Symptoms of bilateral neuropathy vary depending on the type of nerve affected and the severity of the disease. When the motor nerves are affected, muscle weakness can occur, as well as coordination problems. If the sensory nerves are affected, there will be loss of sensation, numbness and tingling. Pain is also a symptom with both types of nerves. Bilateral neuropathy in the legs can lead to an increased risk of falling due to muscle weakness or lack of coordination due to numbness.

The single most common cause of peripheral neuropathy is diabetes, accounting for approximately 30% of diagnosed cases in the United States. Other causes can include vitamin deficiencies, exposure to toxins, and systemic infections such as HIV. Excessive use of alcohol or drugs has also been found to cause neuropathy in some patients. Neuropathy can result from direct injury and can also be caused by hereditary conditions such as Charcot-Marie-Tooth disease. In approximately 30% of diagnosed neuropathies, the cause is unknown.

Early diagnosis of bilateral neuropathy is important to slow the progression of nerve damage and, in some cases, reverse existing damage before it becomes permanent. The neurologist usually makes the diagnosis after studying the patient's medical history, including underlying conditions that may contribute to the neuropathy. An office physical exam may reveal abnormalities in reflex reactions, muscle reactions, and grip strength. More detailed tests are sometimes required and may include an electromyogram (EMG) that studies muscle contractions, as well as nerve conduction tests.

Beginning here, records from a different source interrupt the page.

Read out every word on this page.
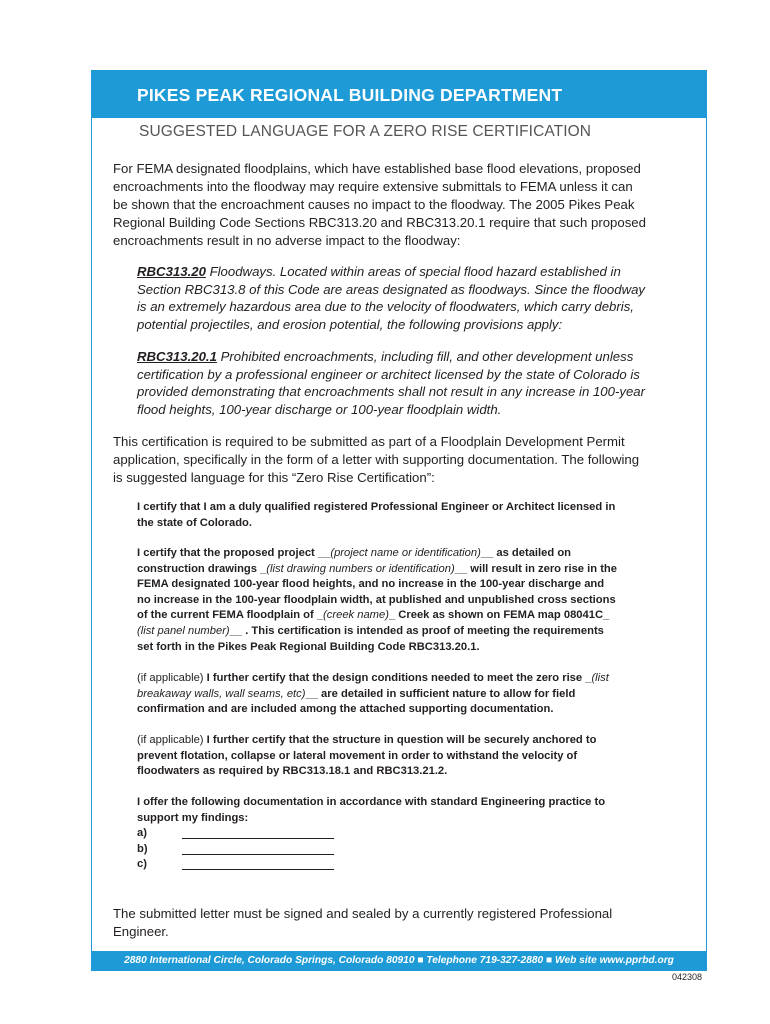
PIKES PEAK REGIONAL BUILDING DEPARTMENT
SUGGESTED LANGUAGE FOR A ZERO RISE CERTIFICATION

For FEMA designated floodplains, which have established base flood elevations, proposed

encroachments into the floodway may require extensive submittals to FEMA unless it can

be shown that the encroachment causes no impact to the floodway. The 2005 Pikes Peak

Regional Building Code Sections RBC313.20 and RBC313.20.1 require that such proposed

encroachments result in no adverse impact to the floodway:

RBC313.20 Floodways. Located within areas of special flood hazard established in
Section RBC313.8 of this Code are areas designated as floodways. Since the floodway
is an extremely hazardous area due to the velocity of floodwaters, which carry debris,
potential projectiles, and erosion potential, the following provisions apply:
RBC313.20.1 Prohibited encroachments, including fill, and other development unless
certification by a professional engineer or architect licensed by the state of Colorado is
provided demonstrating that encroachments shall not result in any increase in 100-year
flood heights, 100-year discharge or 100-year floodplain width.

This certification is required to be submitted as part of a Floodplain Development Permit

application, specifically in the form of a letter with supporting documentation. The following

is suggested language for this “Zero Rise Certification”:

I certify that I am a duly qualified registered Professional Engineer or Architect licensed in
the state of Colorado.
I certify that the proposed project __(project name or identification)__ as detailed on
construction drawings _(list drawing numbers or identification)__ will result in zero rise in the
FEMA designated 100-year flood heights, and no increase in the 100-year discharge and
no increase in the 100-year floodplain width, at published and unpublished cross sections
of the current FEMA floodplain of _(creek name)_ Creek as shown on FEMA map 08041C_
(list panel number)__ . This certification is intended as proof of meeting the requirements
set forth in the Pikes Peak Regional Building Code RBC313.20.1.
(if applicable) I further certify that the design conditions needed to meet the zero rise _(list
breakaway walls, wall seams, etc)__ are detailed in sufficient nature to allow for field
confirmation and are included among the attached supporting documentation.
(if applicable) I further certify that the structure in question will be securely anchored to
prevent flotation, collapse or lateral movement in order to withstand the velocity of
floodwaters as required by RBC313.18.1 and RBC313.21.2.
I offer the following documentation in accordance with standard Engineering practice to
support my findings:
a)
b)
c)

The submitted letter must be signed and sealed by a currently registered Professional

Engineer.

2880 International Circle, Colorado Springs, Colorado 80910 ■ Telephone 719-327-2880 ■ Web site www.pprbd.org
042308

Treatment for bilateral neuropathy will begin with the diagnosis and treatment of any underlying or contributing cause, such as diabetes. Physical therapy and occupational therapy may be necessary to relieve pain and improve mobility. Orthopedic devices such as splints can be used to relieve pain by stabilizing the injured area during healing. Medication is also commonly used to treat neuropathy; Pain medications and anticonvulsants may be used to relieve the symptoms of bilateral neuropathy.